Het eiland “bulkt van de postbusvennootschappen omdat bedrijven er 0 procent belasting verschuldigd zijn”, schrijft De Tijd. “Ook dividenden, intresten en royalty’s kun je er belastingvrij opstrijken.” Andere privéverzamelingen, zoals de Vlaamse Verbeke Foundation, werken met een Belgische private stichting, weet de zakenkrant. Volgens fiscale experts zou dat kunnen betekenen “dat er iets niet helemaal correct is met bepaalde werken of met de geldbron”. Maar evengoed kan Huts voor de constructie op Jersey hebben gekozen uit privacy-overwegingen. Eerder bleek de ondernemer ook al over postbusvennootschappen op de Bahama’s, in Panama en Guernsey te beschikken. 

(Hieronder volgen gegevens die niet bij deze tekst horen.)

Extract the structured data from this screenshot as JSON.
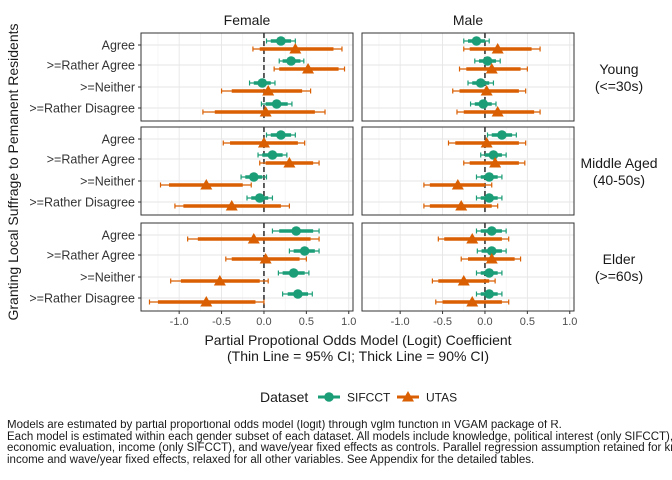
{
  "chart_data": {
    "type": "scatter",
    "xlabel_line1": "Partial Propotional Odds Model (Logit) Coefficient",
    "xlabel_line2": "(Thin Line = 95% CI; Thick Line = 90% CI)",
    "ylabel": "Granting Local Suffrage to Pemanent Residents",
    "xlim": [
      -1.45,
      1.05
    ],
    "xticks": [
      -1.0,
      -0.5,
      0.0,
      0.5,
      1.0
    ],
    "xtick_labels": [
      "-1.0",
      "-0.5",
      "0.0",
      "0.5",
      "1.0"
    ],
    "col_facets": [
      "Female",
      "Male"
    ],
    "row_facets": [
      {
        "line1": "Young",
        "line2": "(<=30s)"
      },
      {
        "line1": "Middle Aged",
        "line2": "(40-50s)"
      },
      {
        "line1": "Elder",
        "line2": "(>=60s)"
      }
    ],
    "categories": [
      "Agree",
      ">=Rather Agree",
      ">=Neither",
      ">=Rather Disagree"
    ],
    "legend": {
      "title": "Dataset",
      "position": "bottom"
    },
    "series": [
      {
        "name": "SIFCCT",
        "color": "#1b9e77",
        "shape": "circle"
      },
      {
        "name": "UTAS",
        "color": "#d95f02",
        "shape": "triangle"
      }
    ],
    "points": [
      {
        "row": 0,
        "col": 0,
        "cat": 0,
        "series": 0,
        "est": 0.2,
        "lo90": 0.08,
        "hi90": 0.32,
        "lo95": 0.03,
        "hi95": 0.37
      },
      {
        "row": 0,
        "col": 0,
        "cat": 0,
        "series": 1,
        "est": 0.37,
        "lo90": -0.05,
        "hi90": 0.82,
        "lo95": -0.13,
        "hi95": 0.92
      },
      {
        "row": 0,
        "col": 0,
        "cat": 1,
        "series": 0,
        "est": 0.32,
        "lo90": 0.22,
        "hi90": 0.43,
        "lo95": 0.18,
        "hi95": 0.47
      },
      {
        "row": 0,
        "col": 0,
        "cat": 1,
        "series": 1,
        "est": 0.52,
        "lo90": 0.18,
        "hi90": 0.88,
        "lo95": 0.12,
        "hi95": 0.95
      },
      {
        "row": 0,
        "col": 0,
        "cat": 2,
        "series": 0,
        "est": -0.02,
        "lo90": -0.12,
        "hi90": 0.08,
        "lo95": -0.17,
        "hi95": 0.13
      },
      {
        "row": 0,
        "col": 0,
        "cat": 2,
        "series": 1,
        "est": 0.05,
        "lo90": -0.38,
        "hi90": 0.45,
        "lo95": -0.5,
        "hi95": 0.55
      },
      {
        "row": 0,
        "col": 0,
        "cat": 3,
        "series": 0,
        "est": 0.15,
        "lo90": 0.02,
        "hi90": 0.28,
        "lo95": -0.03,
        "hi95": 0.33
      },
      {
        "row": 0,
        "col": 0,
        "cat": 3,
        "series": 1,
        "est": 0.02,
        "lo90": -0.58,
        "hi90": 0.6,
        "lo95": -0.72,
        "hi95": 0.72
      },
      {
        "row": 0,
        "col": 1,
        "cat": 0,
        "series": 0,
        "est": -0.1,
        "lo90": -0.2,
        "hi90": 0.0,
        "lo95": -0.25,
        "hi95": 0.05
      },
      {
        "row": 0,
        "col": 1,
        "cat": 0,
        "series": 1,
        "est": 0.15,
        "lo90": -0.18,
        "hi90": 0.55,
        "lo95": -0.25,
        "hi95": 0.65
      },
      {
        "row": 0,
        "col": 1,
        "cat": 1,
        "series": 0,
        "est": 0.03,
        "lo90": -0.07,
        "hi90": 0.13,
        "lo95": -0.12,
        "hi95": 0.18
      },
      {
        "row": 0,
        "col": 1,
        "cat": 1,
        "series": 1,
        "est": 0.08,
        "lo90": -0.22,
        "hi90": 0.42,
        "lo95": -0.3,
        "hi95": 0.5
      },
      {
        "row": 0,
        "col": 1,
        "cat": 2,
        "series": 0,
        "est": -0.05,
        "lo90": -0.15,
        "hi90": 0.05,
        "lo95": -0.2,
        "hi95": 0.1
      },
      {
        "row": 0,
        "col": 1,
        "cat": 2,
        "series": 1,
        "est": 0.02,
        "lo90": -0.3,
        "hi90": 0.4,
        "lo95": -0.38,
        "hi95": 0.48
      },
      {
        "row": 0,
        "col": 1,
        "cat": 3,
        "series": 0,
        "est": -0.02,
        "lo90": -0.12,
        "hi90": 0.08,
        "lo95": -0.17,
        "hi95": 0.13
      },
      {
        "row": 0,
        "col": 1,
        "cat": 3,
        "series": 1,
        "est": 0.15,
        "lo90": -0.25,
        "hi90": 0.58,
        "lo95": -0.33,
        "hi95": 0.65
      },
      {
        "row": 1,
        "col": 0,
        "cat": 0,
        "series": 0,
        "est": 0.2,
        "lo90": 0.08,
        "hi90": 0.32,
        "lo95": 0.03,
        "hi95": 0.37
      },
      {
        "row": 1,
        "col": 0,
        "cat": 0,
        "series": 1,
        "est": 0.0,
        "lo90": -0.4,
        "hi90": 0.4,
        "lo95": -0.48,
        "hi95": 0.48
      },
      {
        "row": 1,
        "col": 0,
        "cat": 1,
        "series": 0,
        "est": 0.1,
        "lo90": -0.02,
        "hi90": 0.22,
        "lo95": -0.07,
        "hi95": 0.27
      },
      {
        "row": 1,
        "col": 0,
        "cat": 1,
        "series": 1,
        "est": 0.3,
        "lo90": 0.02,
        "hi90": 0.58,
        "lo95": -0.05,
        "hi95": 0.65
      },
      {
        "row": 1,
        "col": 0,
        "cat": 2,
        "series": 0,
        "est": -0.12,
        "lo90": -0.22,
        "hi90": -0.02,
        "lo95": -0.27,
        "hi95": 0.03
      },
      {
        "row": 1,
        "col": 0,
        "cat": 2,
        "series": 1,
        "est": -0.68,
        "lo90": -1.12,
        "hi90": -0.25,
        "lo95": -1.22,
        "hi95": -0.15
      },
      {
        "row": 1,
        "col": 0,
        "cat": 3,
        "series": 0,
        "est": -0.05,
        "lo90": -0.15,
        "hi90": 0.05,
        "lo95": -0.2,
        "hi95": 0.1
      },
      {
        "row": 1,
        "col": 0,
        "cat": 3,
        "series": 1,
        "est": -0.38,
        "lo90": -0.95,
        "hi90": 0.2,
        "lo95": -1.05,
        "hi95": 0.3
      },
      {
        "row": 1,
        "col": 1,
        "cat": 0,
        "series": 0,
        "est": 0.2,
        "lo90": 0.08,
        "hi90": 0.32,
        "lo95": 0.03,
        "hi95": 0.37
      },
      {
        "row": 1,
        "col": 1,
        "cat": 0,
        "series": 1,
        "est": 0.02,
        "lo90": -0.35,
        "hi90": 0.4,
        "lo95": -0.43,
        "hi95": 0.48
      },
      {
        "row": 1,
        "col": 1,
        "cat": 1,
        "series": 0,
        "est": 0.1,
        "lo90": 0.0,
        "hi90": 0.2,
        "lo95": -0.05,
        "hi95": 0.25
      },
      {
        "row": 1,
        "col": 1,
        "cat": 1,
        "series": 1,
        "est": 0.12,
        "lo90": -0.18,
        "hi90": 0.4,
        "lo95": -0.25,
        "hi95": 0.47
      },
      {
        "row": 1,
        "col": 1,
        "cat": 2,
        "series": 0,
        "est": 0.05,
        "lo90": -0.05,
        "hi90": 0.15,
        "lo95": -0.1,
        "hi95": 0.2
      },
      {
        "row": 1,
        "col": 1,
        "cat": 2,
        "series": 1,
        "est": -0.32,
        "lo90": -0.65,
        "hi90": 0.0,
        "lo95": -0.72,
        "hi95": 0.08
      },
      {
        "row": 1,
        "col": 1,
        "cat": 3,
        "series": 0,
        "est": 0.05,
        "lo90": -0.05,
        "hi90": 0.15,
        "lo95": -0.1,
        "hi95": 0.2
      },
      {
        "row": 1,
        "col": 1,
        "cat": 3,
        "series": 1,
        "est": -0.28,
        "lo90": -0.65,
        "hi90": 0.08,
        "lo95": -0.72,
        "hi95": 0.15
      },
      {
        "row": 2,
        "col": 0,
        "cat": 0,
        "series": 0,
        "est": 0.38,
        "lo90": 0.18,
        "hi90": 0.58,
        "lo95": 0.1,
        "hi95": 0.65
      },
      {
        "row": 2,
        "col": 0,
        "cat": 0,
        "series": 1,
        "est": -0.12,
        "lo90": -0.78,
        "hi90": 0.55,
        "lo95": -0.9,
        "hi95": 0.65
      },
      {
        "row": 2,
        "col": 0,
        "cat": 1,
        "series": 0,
        "est": 0.48,
        "lo90": 0.35,
        "hi90": 0.6,
        "lo95": 0.3,
        "hi95": 0.65
      },
      {
        "row": 2,
        "col": 0,
        "cat": 1,
        "series": 1,
        "est": 0.02,
        "lo90": -0.38,
        "hi90": 0.42,
        "lo95": -0.45,
        "hi95": 0.5
      },
      {
        "row": 2,
        "col": 0,
        "cat": 2,
        "series": 0,
        "est": 0.35,
        "lo90": 0.22,
        "hi90": 0.48,
        "lo95": 0.17,
        "hi95": 0.53
      },
      {
        "row": 2,
        "col": 0,
        "cat": 2,
        "series": 1,
        "est": -0.52,
        "lo90": -0.98,
        "hi90": -0.05,
        "lo95": -1.1,
        "hi95": 0.05
      },
      {
        "row": 2,
        "col": 0,
        "cat": 3,
        "series": 0,
        "est": 0.4,
        "lo90": 0.28,
        "hi90": 0.52,
        "lo95": 0.22,
        "hi95": 0.57
      },
      {
        "row": 2,
        "col": 0,
        "cat": 3,
        "series": 1,
        "est": -0.68,
        "lo90": -1.25,
        "hi90": -0.1,
        "lo95": -1.35,
        "hi95": 0.0
      },
      {
        "row": 2,
        "col": 1,
        "cat": 0,
        "series": 0,
        "est": 0.08,
        "lo90": -0.05,
        "hi90": 0.2,
        "lo95": -0.1,
        "hi95": 0.25
      },
      {
        "row": 2,
        "col": 1,
        "cat": 0,
        "series": 1,
        "est": -0.15,
        "lo90": -0.48,
        "hi90": 0.2,
        "lo95": -0.55,
        "hi95": 0.28
      },
      {
        "row": 2,
        "col": 1,
        "cat": 1,
        "series": 0,
        "est": 0.08,
        "lo90": -0.04,
        "hi90": 0.2,
        "lo95": -0.09,
        "hi95": 0.25
      },
      {
        "row": 2,
        "col": 1,
        "cat": 1,
        "series": 1,
        "est": 0.08,
        "lo90": -0.2,
        "hi90": 0.35,
        "lo95": -0.28,
        "hi95": 0.42
      },
      {
        "row": 2,
        "col": 1,
        "cat": 2,
        "series": 0,
        "est": 0.05,
        "lo90": -0.05,
        "hi90": 0.15,
        "lo95": -0.1,
        "hi95": 0.2
      },
      {
        "row": 2,
        "col": 1,
        "cat": 2,
        "series": 1,
        "est": -0.25,
        "lo90": -0.55,
        "hi90": 0.05,
        "lo95": -0.62,
        "hi95": 0.12
      },
      {
        "row": 2,
        "col": 1,
        "cat": 3,
        "series": 0,
        "est": 0.05,
        "lo90": -0.05,
        "hi90": 0.15,
        "lo95": -0.1,
        "hi95": 0.2
      },
      {
        "row": 2,
        "col": 1,
        "cat": 3,
        "series": 1,
        "est": -0.15,
        "lo90": -0.5,
        "hi90": 0.2,
        "lo95": -0.58,
        "hi95": 0.28
      }
    ]
  },
  "note": {
    "line1": "Models are estimated by partial proportional odds model (logit) through vglm function in VGAM package of R.",
    "line2": "Each model is estimated within each gender subset of each dataset. All models include knowledge, political interest (only SIFCCT), ideology, LDP - DPJ feeling thermometer,",
    "line3": "economic evaluation, income (only SIFCCT), and wave/year fixed effects as controls. Parallel regression assumption retained for knowledge, ideology, political interest,",
    "line4": "income and wave/year fixed effects, relaxed for all other variables. See Appendix for the detailed tables."
  }
}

Volgens de Katoen Natie-topman werd er voor Jersey gekozen omdat hij vertrouwen heeft in de Angelsaksische aanpak van kunstbeheer. Van Cauteren: “Het is geen geheim dat The Phoebus Foundation in Jersey is gevestigd. Dat weten ook alle partners en musea waarmee we hebben samengewerkt. Dit is een foundation naar Angelsaksisch model. Wij spiegelen ons aan de stichting van J. Paul Getty. Je moet ambitieus durven te zijn.”